PH: Innovation is a much used and misused word in this industry and others. What does it mean to you and how is it linked to the concept of partnering, as also highlighted on your website?
Sapountzis: Our goal is to continuously deliver meaningful innovations to patients and address existing unmet medical needs. We do this through pursing the highest-quality science and incubating the most creative ideas by maximising our industry-leading R&D capabilities and increasing our emphasis on external partnerships. These play an essential role in helping us address the healthcare challenges of today and the future. Joint partnerships with academia and industry are often the cornerstone of some of our most successful scientific relationships. Another key part of our strategy is increasing our presence in ‘hot spots’ around the world, such as Boston, Beijing, San Diego, Kyoto and New York. There are also our ‘Grass Roots’ programmes, which we launched back in 2015 in Boston to champion the next generation of biotech start-ups and entrepreneurs. This has since expanded to other life-science communities in the US and Europe.
PH: Your most recent releases about partnerships mention other Big Pharma companies (Lilly, Roche), biotechs (Antifony) and academia (Vanderbilt). Is this representative? How do your partnerships typically begin and are they potentially with anyone active in the field?
Sapountzis: We seek partnerships in a variety of places, including academia, industry, start-ups and entrepreneurs, and public-private partnerships. Our corporate venture fund also drives innovation through its strategic investments in early-stage science and technology. Working together with a common purpose and shared goal is what drives the partner selection much more than the organisation – so yes, we are open to partnerships across the industry. Obviously, different partners require different collaboration frameworks, so we are open and flexible when it comes to partnership models tailored to the needs of a project and partner.
PH: What therapies, if any, are driving your partnering business?
Sapountzis: Our core therapeutic areas of interest are immunology, respiratory, CNS, cardio-metabolic and oncology. Within these, we are open to both, small molecule and biologic treatments and are also investigating new therapeutic modalities, such as oncolytic viruses or RNA therapeutics. In addition, we have Research Beyond Borders, a newly-established global research division tasked with exploring emerging science and technologies both for and beyond our core therapeutic areas. This work includes approaches in regenerative medicine, hearing loss, addressing the microbiome and gene therapy.

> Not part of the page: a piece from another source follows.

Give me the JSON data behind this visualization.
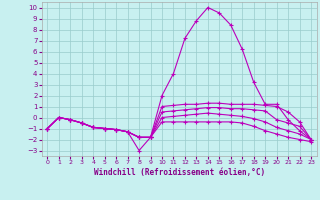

PH: In this context, what is the importance of DCAT Week to you? Is it the most important event in your calendar?
Sapountzis: I was honoured to speak at this year’s DCAT Week and was really impressed by the session that I was a part of. It’s a really valuable event and I encourage others to attend. Partnering is happening across the value-chain and while DCAT’s focus is on later stages of the value chain, the contributions to bringing new treatments to patients are equally important for us.